Dans la commune de Vo 1, au sud du Togo, elles étaient une trentaine de femmes leaders et figures communautaires réunies, le 3 juillet dernier, autour d’un atelier organisé par l’ONG FEDIA (Familles engagées pour le développement inclusif en Afrique) et le réseau ESUNENE – Zéro Violence.
Avec le soutien de l’organisation panafricaine Speak Up Africa, dans le cadre du projet « Voix Essentielles », cette rencontre avait pour objectif de renforcer les capacités des participantes sur les liens complexes entre changement climatique et santé des femmes, tout en plaidant pour leur implication active dans la gouvernance environnementale locale.
Les discussions ont mis en lumière une réalité trop souvent ignorée : les bouleversements climatiques aggravent des problèmes de santé déjà prégnants chez les femmes, allant des troubles menstruels aux crises d’anxiété, en passant par la malnutrition et la difficulté croissante d’accès aux soins.
« Nous avons mis en lumière comment le changement climatique touche de manière disproportionnée les femmes, notamment leur santé reproductive », a déclaré Mme BEDOU Ablavi, de l’ONG FEDIA. Durant des sessions de travail en groupe, les participantes ont partagé des récits poignants de récoltes perdues, de stress permanent et de charges accrues dans les foyers.
À travers ces témoignages, un constat s’impose : la crise climatique n’est pas une abstraction, elle se vit dans le corps, dans l’assiette et au quotidien.

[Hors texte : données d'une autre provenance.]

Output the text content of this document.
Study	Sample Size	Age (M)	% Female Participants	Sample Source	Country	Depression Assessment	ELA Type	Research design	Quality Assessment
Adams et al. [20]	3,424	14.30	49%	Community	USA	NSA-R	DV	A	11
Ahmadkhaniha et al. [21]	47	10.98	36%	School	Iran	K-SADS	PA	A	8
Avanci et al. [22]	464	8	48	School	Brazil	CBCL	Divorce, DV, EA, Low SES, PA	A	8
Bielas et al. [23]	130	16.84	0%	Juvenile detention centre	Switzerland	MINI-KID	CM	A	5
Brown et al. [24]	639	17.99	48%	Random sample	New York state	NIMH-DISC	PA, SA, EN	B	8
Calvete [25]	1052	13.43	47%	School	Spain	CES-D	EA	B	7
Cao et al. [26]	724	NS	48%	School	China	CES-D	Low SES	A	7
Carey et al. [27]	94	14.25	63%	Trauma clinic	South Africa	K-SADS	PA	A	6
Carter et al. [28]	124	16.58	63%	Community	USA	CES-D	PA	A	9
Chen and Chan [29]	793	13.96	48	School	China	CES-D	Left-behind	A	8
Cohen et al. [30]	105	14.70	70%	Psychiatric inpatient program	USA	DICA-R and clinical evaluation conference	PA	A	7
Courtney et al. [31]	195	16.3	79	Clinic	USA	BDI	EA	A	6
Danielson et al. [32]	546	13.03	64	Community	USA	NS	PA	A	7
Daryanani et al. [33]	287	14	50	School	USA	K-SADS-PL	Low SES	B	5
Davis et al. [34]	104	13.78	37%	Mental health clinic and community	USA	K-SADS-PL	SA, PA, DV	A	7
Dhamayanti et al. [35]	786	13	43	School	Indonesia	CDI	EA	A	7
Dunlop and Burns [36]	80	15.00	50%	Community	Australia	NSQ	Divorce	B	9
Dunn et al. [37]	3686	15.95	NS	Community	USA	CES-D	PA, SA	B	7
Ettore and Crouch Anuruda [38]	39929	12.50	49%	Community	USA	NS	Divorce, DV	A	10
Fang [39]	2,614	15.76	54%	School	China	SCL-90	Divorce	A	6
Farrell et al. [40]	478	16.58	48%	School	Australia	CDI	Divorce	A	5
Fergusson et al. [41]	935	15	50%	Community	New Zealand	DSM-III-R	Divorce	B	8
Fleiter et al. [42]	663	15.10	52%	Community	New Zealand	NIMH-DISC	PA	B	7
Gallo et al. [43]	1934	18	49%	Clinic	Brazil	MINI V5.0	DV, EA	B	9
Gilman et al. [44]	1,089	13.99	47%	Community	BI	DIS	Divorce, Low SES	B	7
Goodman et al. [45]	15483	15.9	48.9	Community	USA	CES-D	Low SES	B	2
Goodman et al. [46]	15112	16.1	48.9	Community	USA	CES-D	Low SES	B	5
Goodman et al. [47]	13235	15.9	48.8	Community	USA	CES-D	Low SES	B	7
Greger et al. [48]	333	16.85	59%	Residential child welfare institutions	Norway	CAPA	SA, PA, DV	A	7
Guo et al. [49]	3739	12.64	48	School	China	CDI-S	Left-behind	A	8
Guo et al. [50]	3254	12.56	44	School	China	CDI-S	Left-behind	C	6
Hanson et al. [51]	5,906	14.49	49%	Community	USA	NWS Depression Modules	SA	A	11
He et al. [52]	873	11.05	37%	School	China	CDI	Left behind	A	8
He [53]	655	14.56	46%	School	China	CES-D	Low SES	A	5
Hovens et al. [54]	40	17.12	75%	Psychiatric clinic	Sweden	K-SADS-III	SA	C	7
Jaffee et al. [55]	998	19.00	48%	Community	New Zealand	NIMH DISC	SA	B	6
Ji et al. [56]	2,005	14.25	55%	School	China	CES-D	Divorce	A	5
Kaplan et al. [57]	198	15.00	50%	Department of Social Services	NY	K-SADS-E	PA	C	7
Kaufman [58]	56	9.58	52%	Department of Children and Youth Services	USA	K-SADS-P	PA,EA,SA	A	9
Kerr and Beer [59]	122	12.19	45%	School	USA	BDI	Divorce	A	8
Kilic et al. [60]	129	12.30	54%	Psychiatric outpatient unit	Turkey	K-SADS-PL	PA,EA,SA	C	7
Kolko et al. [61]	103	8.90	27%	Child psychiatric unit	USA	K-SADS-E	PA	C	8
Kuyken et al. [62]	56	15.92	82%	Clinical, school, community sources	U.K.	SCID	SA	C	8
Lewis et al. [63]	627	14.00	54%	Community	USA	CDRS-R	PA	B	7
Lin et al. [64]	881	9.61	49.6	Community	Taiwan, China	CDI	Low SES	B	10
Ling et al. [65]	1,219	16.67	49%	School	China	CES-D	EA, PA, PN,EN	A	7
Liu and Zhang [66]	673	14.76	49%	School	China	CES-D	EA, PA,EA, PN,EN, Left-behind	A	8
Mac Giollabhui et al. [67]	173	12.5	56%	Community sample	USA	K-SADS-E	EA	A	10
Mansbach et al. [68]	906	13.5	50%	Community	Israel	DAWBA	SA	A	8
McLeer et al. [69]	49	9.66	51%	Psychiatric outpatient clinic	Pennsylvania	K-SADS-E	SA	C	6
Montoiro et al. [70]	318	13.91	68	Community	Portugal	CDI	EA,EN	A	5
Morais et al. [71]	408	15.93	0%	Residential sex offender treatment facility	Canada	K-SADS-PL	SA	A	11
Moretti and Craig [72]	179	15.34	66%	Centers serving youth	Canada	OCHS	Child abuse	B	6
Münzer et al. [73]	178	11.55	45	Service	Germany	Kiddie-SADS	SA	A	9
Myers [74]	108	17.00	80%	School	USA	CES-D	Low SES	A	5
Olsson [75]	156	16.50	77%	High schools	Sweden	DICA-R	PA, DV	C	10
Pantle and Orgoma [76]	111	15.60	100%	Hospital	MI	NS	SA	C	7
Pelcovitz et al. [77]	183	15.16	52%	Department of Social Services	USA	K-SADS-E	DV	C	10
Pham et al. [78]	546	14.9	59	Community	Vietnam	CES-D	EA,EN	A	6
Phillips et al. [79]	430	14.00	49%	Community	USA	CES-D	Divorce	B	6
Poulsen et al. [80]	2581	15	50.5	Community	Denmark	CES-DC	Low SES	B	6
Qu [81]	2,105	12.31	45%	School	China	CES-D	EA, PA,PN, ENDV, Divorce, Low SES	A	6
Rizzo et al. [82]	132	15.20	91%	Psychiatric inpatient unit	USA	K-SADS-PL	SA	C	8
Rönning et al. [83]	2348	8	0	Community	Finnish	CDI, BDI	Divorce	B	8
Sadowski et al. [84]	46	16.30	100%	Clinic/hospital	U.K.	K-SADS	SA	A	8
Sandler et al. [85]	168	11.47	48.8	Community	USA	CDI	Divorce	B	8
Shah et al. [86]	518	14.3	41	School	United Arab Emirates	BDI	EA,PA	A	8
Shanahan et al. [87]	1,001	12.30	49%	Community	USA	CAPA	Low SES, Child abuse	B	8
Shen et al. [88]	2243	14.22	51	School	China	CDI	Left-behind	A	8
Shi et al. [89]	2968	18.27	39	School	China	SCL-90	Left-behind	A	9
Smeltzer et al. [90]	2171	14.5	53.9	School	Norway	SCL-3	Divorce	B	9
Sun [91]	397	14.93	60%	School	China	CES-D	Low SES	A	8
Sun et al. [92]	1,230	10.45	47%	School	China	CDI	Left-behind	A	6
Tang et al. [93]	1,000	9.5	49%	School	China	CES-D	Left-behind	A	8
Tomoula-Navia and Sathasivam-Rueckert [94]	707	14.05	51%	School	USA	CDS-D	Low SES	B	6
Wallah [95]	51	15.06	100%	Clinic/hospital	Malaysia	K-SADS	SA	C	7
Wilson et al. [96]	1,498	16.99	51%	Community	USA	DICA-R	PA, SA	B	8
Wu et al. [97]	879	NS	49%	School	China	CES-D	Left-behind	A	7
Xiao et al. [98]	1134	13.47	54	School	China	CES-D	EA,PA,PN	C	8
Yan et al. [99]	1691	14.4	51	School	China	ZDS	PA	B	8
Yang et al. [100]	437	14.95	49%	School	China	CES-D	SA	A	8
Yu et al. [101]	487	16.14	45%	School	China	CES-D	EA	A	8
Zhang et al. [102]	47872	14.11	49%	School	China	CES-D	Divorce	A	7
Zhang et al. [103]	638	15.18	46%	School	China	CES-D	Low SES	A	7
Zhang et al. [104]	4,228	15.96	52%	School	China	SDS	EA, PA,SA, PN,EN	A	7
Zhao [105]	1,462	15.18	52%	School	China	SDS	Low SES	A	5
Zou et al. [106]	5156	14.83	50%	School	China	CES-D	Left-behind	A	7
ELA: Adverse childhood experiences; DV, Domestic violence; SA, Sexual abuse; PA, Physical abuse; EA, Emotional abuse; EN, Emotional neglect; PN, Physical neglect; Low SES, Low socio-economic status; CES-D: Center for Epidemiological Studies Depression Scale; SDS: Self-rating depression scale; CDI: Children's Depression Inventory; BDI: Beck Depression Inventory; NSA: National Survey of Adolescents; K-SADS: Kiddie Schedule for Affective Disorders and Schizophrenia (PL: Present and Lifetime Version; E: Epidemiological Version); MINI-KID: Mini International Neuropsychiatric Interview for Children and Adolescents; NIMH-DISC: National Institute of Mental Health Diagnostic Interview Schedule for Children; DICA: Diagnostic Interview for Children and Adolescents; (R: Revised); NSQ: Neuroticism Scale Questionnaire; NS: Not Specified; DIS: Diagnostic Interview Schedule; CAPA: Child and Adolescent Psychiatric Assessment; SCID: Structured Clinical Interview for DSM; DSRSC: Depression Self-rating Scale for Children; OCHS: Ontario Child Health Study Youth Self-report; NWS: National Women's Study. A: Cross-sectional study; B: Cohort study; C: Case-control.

Mais au-delà du diagnostic, cet atelier portait une ambition forte : inciter les femmes à devenir actrices et non simples victimes ou spectatrices des décisions liées au climat.
« Il est impératif que les femmes soient actrices de la gouvernance climatique, car elles vivent chaque jour les conséquences du dérèglement climatique », a martelé WUSU Koku Léopold, consultant et formateur, devant une assemblée attentive.
L’événement a reçu un appui officiel remarqué : le Directeur préfectoral de l’Environnement, KATITCHE Tchaa, a encouragé les participantes à s’impliquer davantage pour protéger leur environnement et préserver leur santé. De son côté, le chef-canton de Vo-koutimé, Togbui AKOUETE ZOUMEKE AKAKPO II, a salué l’initiative et encouragé les femmes à jouer un rôle central dans le développement local.
La cérémonie d’ouverture a été présidée par AMEGAN-DZAKA Koffi Eugène, Administrateur représentant le préfet de Vo, confirmant ainsi la dimension institutionnelle de cet engagement.
L’atelier s’inscrit dans une dynamique régionale plus large : le projet « Voix Essentielles », lancé en 2021, est déjà actif en Côte d’Ivoire, au Burkina Faso et au Sénégal, et s’étend désormais au Togo et au Bénin.
Selon Sandro AGBELI, superviseur communautaire, dix organisations togolaises bénéficient actuellement du programme coordonné par la COFET. À Vo 1, le projet est porté par le consortium FEDIA et ESUNENE, avec un accent particulier sur l’inclusion des femmes dans les mécanismes locaux de résilience climatique.